Nine tankers carrying as much as nine million barrels of crude are floating in the North Sea as traders can’t afford to sell the crude they have—at least not profitably enough.
In May, there were seven million barrels of oil stored in tankers in the North Sea.
Bloomberg reports, citing the International Energy Agency, that worldwide crude oil amounts at sea had reached 95 million barrels at the end of June, the highest since the global financial recession in 2008.
However, during the 2008-2009 rise in crude oil storage at sea, traders were holding off the sales to make bigger profits – crude then was in triple-digit territory, hitting US$140 a barrel in 2008. Now they can’t afford to sell it, as prices are down once again, following API’s estimate that U.S. stockpiles have risen by 2.2 million barrels in the week to July 8. Even official figures from the EIA did not reverse the trend, even though they were for a draw of 2.5 million barrels.
So, it seems that regardless of what Saudi Arabia’s new Oil Minister recently said about the excess supply having disappeared and the market close to balance, the situation is pretty much the same as it was a month ago in terms of supply.
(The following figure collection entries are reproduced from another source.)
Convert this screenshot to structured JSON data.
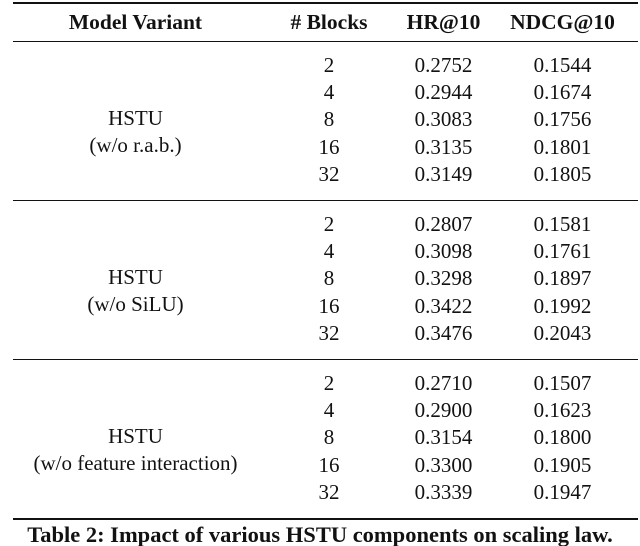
{
  "table": {
    "headers": [
      "Model Variant",
      "# Blocks",
      "HR@10",
      "NDCG@10"
    ],
    "groups": [
      {
        "variant": "HSTU",
        "variant_note": "(w/o r.a.b.)",
        "rows": [
          [
            "2",
            "0.2752",
            "0.1544"
          ],
          [
            "4",
            "0.2944",
            "0.1674"
          ],
          [
            "8",
            "0.3083",
            "0.1756"
          ],
          [
            "16",
            "0.3135",
            "0.1801"
          ],
          [
            "32",
            "0.3149",
            "0.1805"
          ]
        ]
      },
      {
        "variant": "HSTU",
        "variant_note": "(w/o SiLU)",
        "rows": [
          [
            "2",
            "0.2807",
            "0.1581"
          ],
          [
            "4",
            "0.3098",
            "0.1761"
          ],
          [
            "8",
            "0.3298",
            "0.1897"
          ],
          [
            "16",
            "0.3422",
            "0.1992"
          ],
          [
            "32",
            "0.3476",
            "0.2043"
          ]
        ]
      },
      {
        "variant": "HSTU",
        "variant_note": "(w/o feature interaction)",
        "rows": [
          [
            "2",
            "0.2710",
            "0.1507"
          ],
          [
            "4",
            "0.2900",
            "0.1623"
          ],
          [
            "8",
            "0.3154",
            "0.1800"
          ],
          [
            "16",
            "0.3300",
            "0.1905"
          ],
          [
            "32",
            "0.3339",
            "0.1947"
          ]
        ]
      }
    ],
    "caption": "Table 2: Impact of various HSTU components on scaling law."
  },
  "chart_data": {
    "type": "table",
    "title": "Table 2: Impact of various HSTU components on scaling law.",
    "columns": [
      "Model Variant",
      "# Blocks",
      "HR@10",
      "NDCG@10"
    ],
    "rows": [
      [
        "HSTU (w/o r.a.b.)",
        2,
        0.2752,
        0.1544
      ],
      [
        "HSTU (w/o r.a.b.)",
        4,
        0.2944,
        0.1674
      ],
      [
        "HSTU (w/o r.a.b.)",
        8,
        0.3083,
        0.1756
      ],
      [
        "HSTU (w/o r.a.b.)",
        16,
        0.3135,
        0.1801
      ],
      [
        "HSTU (w/o r.a.b.)",
        32,
        0.3149,
        0.1805
      ],
      [
        "HSTU (w/o SiLU)",
        2,
        0.2807,
        0.1581
      ],
      [
        "HSTU (w/o SiLU)",
        4,
        0.3098,
        0.1761
      ],
      [
        "HSTU (w/o SiLU)",
        8,
        0.3298,
        0.1897
      ],
      [
        "HSTU (w/o SiLU)",
        16,
        0.3422,
        0.1992
      ],
      [
        "HSTU (w/o SiLU)",
        32,
        0.3476,
        0.2043
      ],
      [
        "HSTU (w/o feature interaction)",
        2,
        0.271,
        0.1507
      ],
      [
        "HSTU (w/o feature interaction)",
        4,
        0.29,
        0.1623
      ],
      [
        "HSTU (w/o feature interaction)",
        8,
        0.3154,
        0.18
      ],
      [
        "HSTU (w/o feature interaction)",
        16,
        0.33,
        0.1905
      ],
      [
        "HSTU (w/o feature interaction)",
        32,
        0.3339,
        0.1947
      ]
    ]
  }
}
While the IEA concurs that excess is diminishing, this is not the same as “glut over”.
In its latest report, the agency said global supplies of crude rose in June, by 600,000 barrels per day to 96 million bpd. Production, on the other hand, was 750,000 bpd lower than last June, with OPEC pumping more, but not enough to offset the decline in the U.S. The IEA also noted that there was healthy demand for crude in Europe and that this demand supported global growth of 1.4 million bpd, which should continue through the end of the year.